The tunnel will help build more aerodynamic cars, reduce fuel consumption

Mar 14, 2014 19:16 GMT  ·  By

American multinational corporation General Motors Company, otherwise known as GM, is determined to improve on the ecological footprint of the vehicles it designs, manufactures and markets.

To this end, the company has decided to equip its testing facility on the Warren Technical Center campus in the state of Michigan in the US with a brand-new wind tunnel.

On its website, the American multinational corporation writes that it was just yesterday, March 13, that it broke ground on this project.

It further details that the wind tunnel now under construction on the premises of its Technical Center campus in Warren, Michigan is to be a reduced-scale one.

If the company's estimates are correct, then the costs associated with building this tunnel will amount to $30 million (€21.55 million).

Once completed, the tunnel will make it possible for specialists working with the General Motors Company to come up with more aerodynamic car models.

It is expected that, on the long run, this will yield noteworthy benefits as far as environmental protection is concerned, information shared with the public says.

According to the multinational corporation, this is chiefly due to the fact that aerodynamic cars have been documented to have a lower fuel consumption.

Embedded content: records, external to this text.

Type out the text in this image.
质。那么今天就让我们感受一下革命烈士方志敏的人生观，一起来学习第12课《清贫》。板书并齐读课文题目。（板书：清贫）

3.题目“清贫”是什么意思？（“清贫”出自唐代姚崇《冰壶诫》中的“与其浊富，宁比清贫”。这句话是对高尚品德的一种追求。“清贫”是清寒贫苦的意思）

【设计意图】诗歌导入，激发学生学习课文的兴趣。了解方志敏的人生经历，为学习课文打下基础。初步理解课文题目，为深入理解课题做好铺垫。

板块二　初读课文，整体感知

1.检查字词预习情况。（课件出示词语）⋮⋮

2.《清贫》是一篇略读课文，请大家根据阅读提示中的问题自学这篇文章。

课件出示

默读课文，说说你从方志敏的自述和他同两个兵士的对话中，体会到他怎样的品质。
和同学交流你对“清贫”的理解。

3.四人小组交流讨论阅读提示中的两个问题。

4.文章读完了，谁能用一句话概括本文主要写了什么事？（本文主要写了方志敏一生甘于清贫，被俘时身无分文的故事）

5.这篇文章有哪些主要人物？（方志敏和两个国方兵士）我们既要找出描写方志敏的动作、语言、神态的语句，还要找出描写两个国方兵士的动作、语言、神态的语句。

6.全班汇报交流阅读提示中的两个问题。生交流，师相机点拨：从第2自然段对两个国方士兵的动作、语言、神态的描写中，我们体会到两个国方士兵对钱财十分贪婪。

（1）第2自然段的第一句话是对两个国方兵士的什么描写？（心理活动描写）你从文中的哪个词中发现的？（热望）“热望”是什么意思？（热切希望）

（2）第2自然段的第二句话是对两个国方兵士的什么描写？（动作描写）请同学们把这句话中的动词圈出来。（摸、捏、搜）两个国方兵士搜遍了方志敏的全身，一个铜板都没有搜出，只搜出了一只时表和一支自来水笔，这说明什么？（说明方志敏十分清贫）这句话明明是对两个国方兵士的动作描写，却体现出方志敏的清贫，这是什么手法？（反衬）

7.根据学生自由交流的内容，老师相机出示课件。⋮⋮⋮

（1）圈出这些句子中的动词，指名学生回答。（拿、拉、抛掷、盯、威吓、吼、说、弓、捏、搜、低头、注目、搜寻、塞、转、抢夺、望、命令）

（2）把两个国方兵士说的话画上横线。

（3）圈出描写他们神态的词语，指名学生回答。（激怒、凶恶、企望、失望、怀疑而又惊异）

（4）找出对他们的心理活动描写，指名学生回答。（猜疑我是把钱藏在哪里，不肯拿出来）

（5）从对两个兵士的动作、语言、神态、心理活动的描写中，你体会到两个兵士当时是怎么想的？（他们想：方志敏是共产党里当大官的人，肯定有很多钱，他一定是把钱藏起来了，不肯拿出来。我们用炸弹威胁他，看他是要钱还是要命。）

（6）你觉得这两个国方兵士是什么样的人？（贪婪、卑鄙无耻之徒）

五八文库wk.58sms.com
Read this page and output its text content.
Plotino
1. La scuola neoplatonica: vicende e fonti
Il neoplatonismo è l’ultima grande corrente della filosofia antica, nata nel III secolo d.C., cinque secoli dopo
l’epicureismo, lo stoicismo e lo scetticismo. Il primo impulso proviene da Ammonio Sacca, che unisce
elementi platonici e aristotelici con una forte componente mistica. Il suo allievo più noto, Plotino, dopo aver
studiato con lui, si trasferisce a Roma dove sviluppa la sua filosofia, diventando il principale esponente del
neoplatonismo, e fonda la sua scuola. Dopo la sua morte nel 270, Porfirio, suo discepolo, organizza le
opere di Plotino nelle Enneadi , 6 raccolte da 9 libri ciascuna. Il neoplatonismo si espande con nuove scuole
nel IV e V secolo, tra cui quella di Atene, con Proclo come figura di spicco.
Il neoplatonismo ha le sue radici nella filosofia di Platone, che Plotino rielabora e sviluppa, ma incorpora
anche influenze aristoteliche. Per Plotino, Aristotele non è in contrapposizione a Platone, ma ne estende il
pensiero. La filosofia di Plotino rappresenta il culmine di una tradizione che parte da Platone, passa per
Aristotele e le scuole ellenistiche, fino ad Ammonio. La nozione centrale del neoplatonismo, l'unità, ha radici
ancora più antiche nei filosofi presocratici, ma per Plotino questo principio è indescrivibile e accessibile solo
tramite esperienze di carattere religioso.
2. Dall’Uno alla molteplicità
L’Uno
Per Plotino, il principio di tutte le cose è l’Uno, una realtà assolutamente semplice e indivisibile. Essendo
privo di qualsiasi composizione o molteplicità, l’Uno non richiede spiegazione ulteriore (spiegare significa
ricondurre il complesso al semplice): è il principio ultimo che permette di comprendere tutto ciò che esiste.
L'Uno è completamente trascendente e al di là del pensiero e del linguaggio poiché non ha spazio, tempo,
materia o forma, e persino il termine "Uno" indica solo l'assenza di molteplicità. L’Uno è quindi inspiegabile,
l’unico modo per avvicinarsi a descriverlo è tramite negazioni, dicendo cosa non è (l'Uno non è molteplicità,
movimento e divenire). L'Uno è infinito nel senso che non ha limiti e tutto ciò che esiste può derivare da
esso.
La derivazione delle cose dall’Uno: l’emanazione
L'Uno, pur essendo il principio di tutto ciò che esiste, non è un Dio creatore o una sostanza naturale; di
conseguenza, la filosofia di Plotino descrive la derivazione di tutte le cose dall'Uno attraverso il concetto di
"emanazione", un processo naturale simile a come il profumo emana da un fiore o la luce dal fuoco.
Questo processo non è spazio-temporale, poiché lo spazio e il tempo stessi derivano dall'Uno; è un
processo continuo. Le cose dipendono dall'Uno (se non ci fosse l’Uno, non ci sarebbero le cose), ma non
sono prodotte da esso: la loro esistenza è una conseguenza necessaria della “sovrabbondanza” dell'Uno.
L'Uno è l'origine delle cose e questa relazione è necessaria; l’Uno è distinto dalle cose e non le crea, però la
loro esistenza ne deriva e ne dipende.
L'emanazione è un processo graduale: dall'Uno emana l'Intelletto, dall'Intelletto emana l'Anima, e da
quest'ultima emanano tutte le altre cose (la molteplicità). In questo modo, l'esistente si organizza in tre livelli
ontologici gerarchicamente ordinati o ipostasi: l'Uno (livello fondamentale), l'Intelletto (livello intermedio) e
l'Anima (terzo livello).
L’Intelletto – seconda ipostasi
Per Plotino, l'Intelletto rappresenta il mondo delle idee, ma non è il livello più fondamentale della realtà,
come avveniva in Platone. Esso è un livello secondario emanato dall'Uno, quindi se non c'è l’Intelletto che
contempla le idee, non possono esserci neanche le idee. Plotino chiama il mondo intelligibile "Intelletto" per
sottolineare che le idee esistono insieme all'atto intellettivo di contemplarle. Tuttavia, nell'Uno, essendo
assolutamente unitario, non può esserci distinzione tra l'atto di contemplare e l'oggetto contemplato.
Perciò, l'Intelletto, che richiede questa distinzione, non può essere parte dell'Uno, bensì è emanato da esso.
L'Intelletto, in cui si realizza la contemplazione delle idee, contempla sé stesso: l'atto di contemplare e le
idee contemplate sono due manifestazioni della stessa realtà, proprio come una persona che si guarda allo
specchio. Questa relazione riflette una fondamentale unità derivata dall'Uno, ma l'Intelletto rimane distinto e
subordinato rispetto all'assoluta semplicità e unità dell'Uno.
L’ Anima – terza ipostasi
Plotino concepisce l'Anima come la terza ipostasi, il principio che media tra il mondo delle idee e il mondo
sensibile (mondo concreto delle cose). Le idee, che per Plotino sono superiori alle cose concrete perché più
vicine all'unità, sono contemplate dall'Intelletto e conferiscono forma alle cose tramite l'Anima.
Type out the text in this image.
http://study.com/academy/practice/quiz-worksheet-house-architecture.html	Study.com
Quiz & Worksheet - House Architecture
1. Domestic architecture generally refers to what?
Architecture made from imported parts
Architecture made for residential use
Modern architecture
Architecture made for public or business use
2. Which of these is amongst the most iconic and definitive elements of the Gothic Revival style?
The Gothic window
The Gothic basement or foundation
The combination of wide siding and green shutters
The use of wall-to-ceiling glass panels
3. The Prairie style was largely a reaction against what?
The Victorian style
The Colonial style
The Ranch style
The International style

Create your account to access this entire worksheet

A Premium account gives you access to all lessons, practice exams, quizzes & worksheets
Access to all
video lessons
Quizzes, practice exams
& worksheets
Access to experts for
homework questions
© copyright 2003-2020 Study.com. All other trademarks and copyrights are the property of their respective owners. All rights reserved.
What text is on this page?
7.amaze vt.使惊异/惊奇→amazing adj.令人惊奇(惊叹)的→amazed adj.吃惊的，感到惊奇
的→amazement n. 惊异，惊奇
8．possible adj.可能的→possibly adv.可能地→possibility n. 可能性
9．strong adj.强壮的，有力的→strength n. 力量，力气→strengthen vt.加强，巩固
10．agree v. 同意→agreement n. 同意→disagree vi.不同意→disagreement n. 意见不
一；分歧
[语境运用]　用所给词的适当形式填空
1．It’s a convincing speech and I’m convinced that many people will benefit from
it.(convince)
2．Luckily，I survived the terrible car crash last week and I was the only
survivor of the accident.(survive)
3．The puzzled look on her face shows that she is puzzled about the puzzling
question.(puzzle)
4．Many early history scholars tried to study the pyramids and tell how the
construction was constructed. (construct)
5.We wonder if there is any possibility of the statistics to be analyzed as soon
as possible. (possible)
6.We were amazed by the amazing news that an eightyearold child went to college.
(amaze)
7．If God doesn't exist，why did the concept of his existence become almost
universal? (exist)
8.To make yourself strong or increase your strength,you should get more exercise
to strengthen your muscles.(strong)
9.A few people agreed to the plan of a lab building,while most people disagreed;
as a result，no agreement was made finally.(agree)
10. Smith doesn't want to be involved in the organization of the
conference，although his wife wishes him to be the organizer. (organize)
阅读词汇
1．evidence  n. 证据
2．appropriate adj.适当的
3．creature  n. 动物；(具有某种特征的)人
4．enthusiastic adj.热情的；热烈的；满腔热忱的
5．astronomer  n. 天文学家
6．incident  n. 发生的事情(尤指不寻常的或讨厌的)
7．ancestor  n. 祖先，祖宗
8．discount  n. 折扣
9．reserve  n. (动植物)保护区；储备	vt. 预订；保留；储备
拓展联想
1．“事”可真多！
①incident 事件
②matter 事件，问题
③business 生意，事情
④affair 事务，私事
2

“General Motors broke ground today on a new $30 million reduced-scale wind tunnel to expand its aerodynamic testing facility on its Warren Technical Center campus,” the company writes on its website.

“The investment will improve test capabilities and support of aerodynamic development, critical to GM’s global carbon dioxide compliance strategy,” it goes on to detail.

The General Motors Company estimated that, once this wind tunnel is completed and becomes operational, the Warren Technical Center will experience a 50% increase in reduced-scale testing capacity and a 25% increase in full-scale testing capacity.

In order to ensure that the tests carried out at this new facility are as accurate as possible, the tunnel will be equipped with a moving ground plane intended to make it possible to recreate full driving conditions in this artificial environment.

“The new facility will add a 50-percent increase in reduced-scale testing capacity, a 25-percent increase in full-scale testing capacity and create up to five new jobs.”

“In addition, the new wind tunnel will use a moving ground plane to simulate full driving conditions enabling higher fidelity aerodynamic testing,” the company explains.

Interestingly enough, the completion of this project is expected to translate into the creation of about five new job opportunities.

For the time being, information concerning when exactly GM's new reduced-scale wind tunnel is completed and when it becomes operational has not been made available to the public.